99-005 (William Simmons)
Distributed July 29, 1999
For Immediate Release
News Service Contact: Mark Nickel



Simmons named senior VP for academic outreach, affiliated programs

Provost William S. Simmons will undertake a new assignment as senior vice president for academic outreach and affiliated programs, effective July 31, 1999. Dean of the Faculty Kathryn Spoehr will serve as interim provost.

PROVIDENCE, R.I. -- William S. Simmons, executive vice president and provost of Brown University, will leave that post to become senior vice president for academic outreach and affiliated programs, effective July 31, 1999. In his new position, Simmons will have overall responsibility for a variety of academic centers and institutes as well as for the University's museums, galleries and programs of public outreach.

A University search committee chaired by Sheila Blumstein, professor of cognitive and linguistic sciences, will identify a new provost from within the Brown community.
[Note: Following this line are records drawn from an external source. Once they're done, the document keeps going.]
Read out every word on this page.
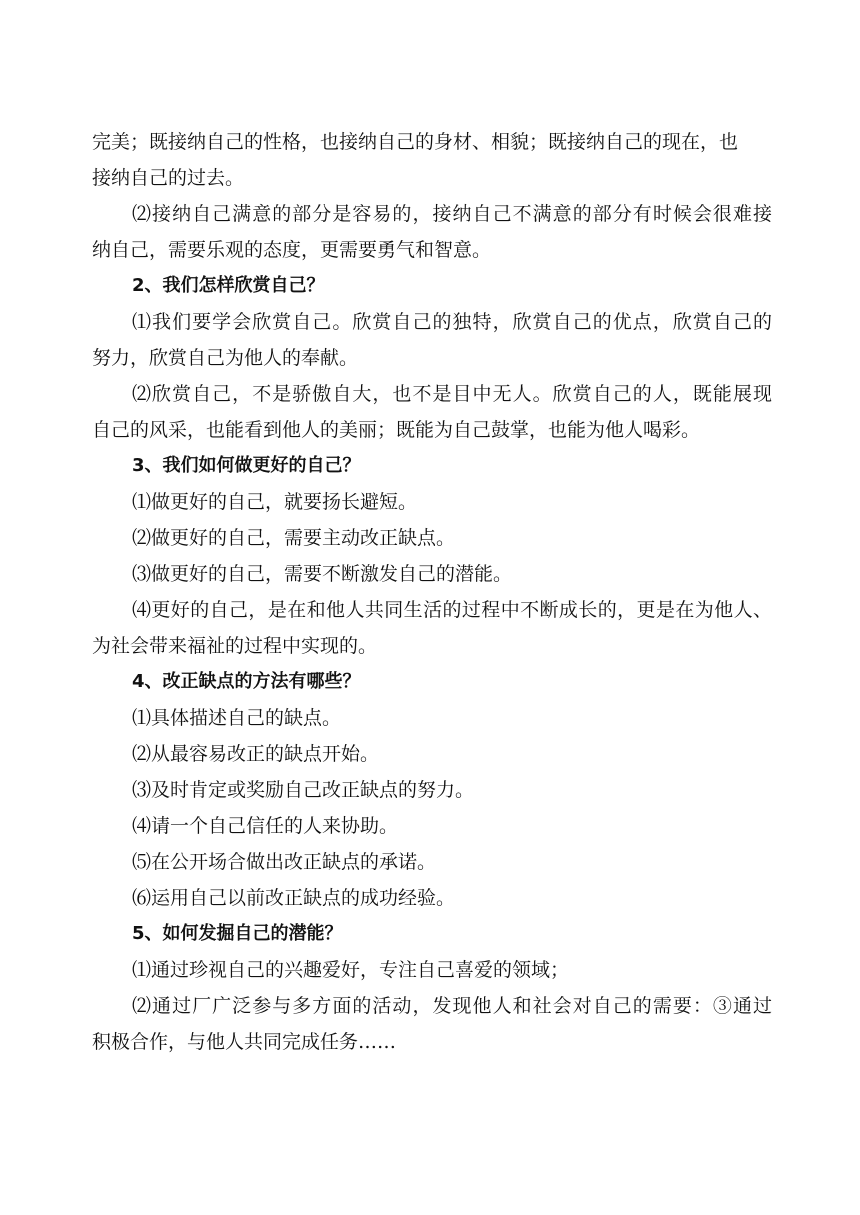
完美；既接纳自己的性格，也接纳自己的身材、相貌；既接纳自己的现在，也
接纳自己的过去。
⑵接纳自己满意的部分是容易的，接纳自己不满意的部分有时候会很难接
纳自己，需要乐观的态度，更需要勇气和智意。
2、我们怎样欣赏自己？
⑴我们要学会欣赏自己。欣赏自己的独特，欣赏自己的优点，欣赏自己的
努力，欣赏自己为他人的奉献。
⑵欣赏自己，不是骄傲自大，也不是目中无人。欣赏自己的人，既能展现
自己的风采，也能看到他人的美丽；既能为自己鼓掌，也能为他人喝彩。
3、我们如何做更好的自己？
⑴做更好的自己，就要扬长避短。
⑵做更好的自己，需要主动改正缺点。
⑶做更好的自己，需要不断激发自己的潜能。
⑷更好的自己，是在和他人共同生活的过程中不断成长的，更是在为他人、
为社会带来福祉的过程中实现的。
4、改正缺点的方法有哪些？
⑴具体描述自己的缺点。
⑵从最容易改正的缺点开始。
⑶及时肯定或奖励自己改正缺点的努力。
⑷请一个自己信任的人来协助。
⑸在公开场合做出改正缺点的承诺。
⑹运用自己以前改正缺点的成功经验。
5、如何发掘自己的潜能？
⑴通过珍视自己的兴趣爱好，专注自己喜爱的领域；
⑵通过厂广泛参与多方面的活动，发现他人和社会对自己的需要：③通过
积极合作，与他人共同完成任务……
Dean of the Faculty Kathryn Spoehr will serve as interim provost until a new provost is selected.

"The prospect of a major new museum on campus and the significant growth of our centers and institutes are dramatically expanding the public dimension of our academic mission," said Brown President E. Gordon Gee. "Bill Simmons is the perfect choice for this crucial and rapidly developing area, and I am delighted that he has agreed to assume this new responsibility."

Under a reorganization of the University's senior administration announced in February 1998, all Brown-affiliated institutes, centers and museums, including the Annenberg Institute, the John Carter Brown Library, the Haffenreffer Museum, the Watson Institute, Campus Compact and others, reported to a vice provost for affiliated programs, who has since retired. The affiliated programs will be separated from the provost's office to give those organizations the attention they require, but they will continue to be closely coordinated with campus academic programs in collaboration with the provost's office.
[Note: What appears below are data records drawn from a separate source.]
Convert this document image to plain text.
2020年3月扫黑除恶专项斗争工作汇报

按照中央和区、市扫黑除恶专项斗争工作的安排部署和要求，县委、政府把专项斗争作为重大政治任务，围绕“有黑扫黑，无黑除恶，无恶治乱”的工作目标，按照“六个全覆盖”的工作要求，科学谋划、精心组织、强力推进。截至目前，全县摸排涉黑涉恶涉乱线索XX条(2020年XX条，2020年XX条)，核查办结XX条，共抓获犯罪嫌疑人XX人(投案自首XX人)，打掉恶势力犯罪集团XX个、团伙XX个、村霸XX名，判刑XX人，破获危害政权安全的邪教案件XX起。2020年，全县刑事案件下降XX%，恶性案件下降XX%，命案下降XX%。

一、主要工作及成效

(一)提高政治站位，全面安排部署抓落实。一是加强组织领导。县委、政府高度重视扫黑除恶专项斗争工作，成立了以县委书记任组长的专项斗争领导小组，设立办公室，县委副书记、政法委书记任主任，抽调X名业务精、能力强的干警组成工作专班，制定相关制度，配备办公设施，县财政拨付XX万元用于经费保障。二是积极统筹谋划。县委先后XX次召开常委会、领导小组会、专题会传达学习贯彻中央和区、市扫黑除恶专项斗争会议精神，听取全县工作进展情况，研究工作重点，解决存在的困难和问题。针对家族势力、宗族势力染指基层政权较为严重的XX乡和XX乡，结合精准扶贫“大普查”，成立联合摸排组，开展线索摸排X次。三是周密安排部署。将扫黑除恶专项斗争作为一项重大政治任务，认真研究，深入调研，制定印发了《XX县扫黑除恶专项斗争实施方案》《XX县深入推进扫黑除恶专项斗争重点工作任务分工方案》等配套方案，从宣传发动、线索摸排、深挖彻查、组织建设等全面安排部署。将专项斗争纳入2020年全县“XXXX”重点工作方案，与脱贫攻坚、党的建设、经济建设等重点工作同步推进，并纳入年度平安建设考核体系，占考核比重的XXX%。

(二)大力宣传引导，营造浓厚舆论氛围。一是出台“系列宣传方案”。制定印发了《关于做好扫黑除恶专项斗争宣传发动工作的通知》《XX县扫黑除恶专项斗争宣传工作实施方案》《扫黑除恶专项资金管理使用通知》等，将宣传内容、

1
One of Simmons' high-priority projects will be to oversee the design and academic planning for a new art and anthropology museum on Brown's East Side campus. The new museum, announced by the University last month, will include the Haffenreffer anthropology collections, currently in Bristol, R.I.

"Brown's museums and institutes are a tremendous asset in the academic life of the University and the cultural life of Providence," Simmons said. "I am excited by the opportunity to enhance their contributions to the campus and the community and eager to help build support for their programs."

Simmons, a native of Providence, R.I., and a graduate of Classical High School and Brown University, is an anthropologist specializing in the study of North American Indian societies, especially those of New England and California. He came to Brown last summer from the University of California-Berkeley, where he had been dean of the Division of Social Sciences.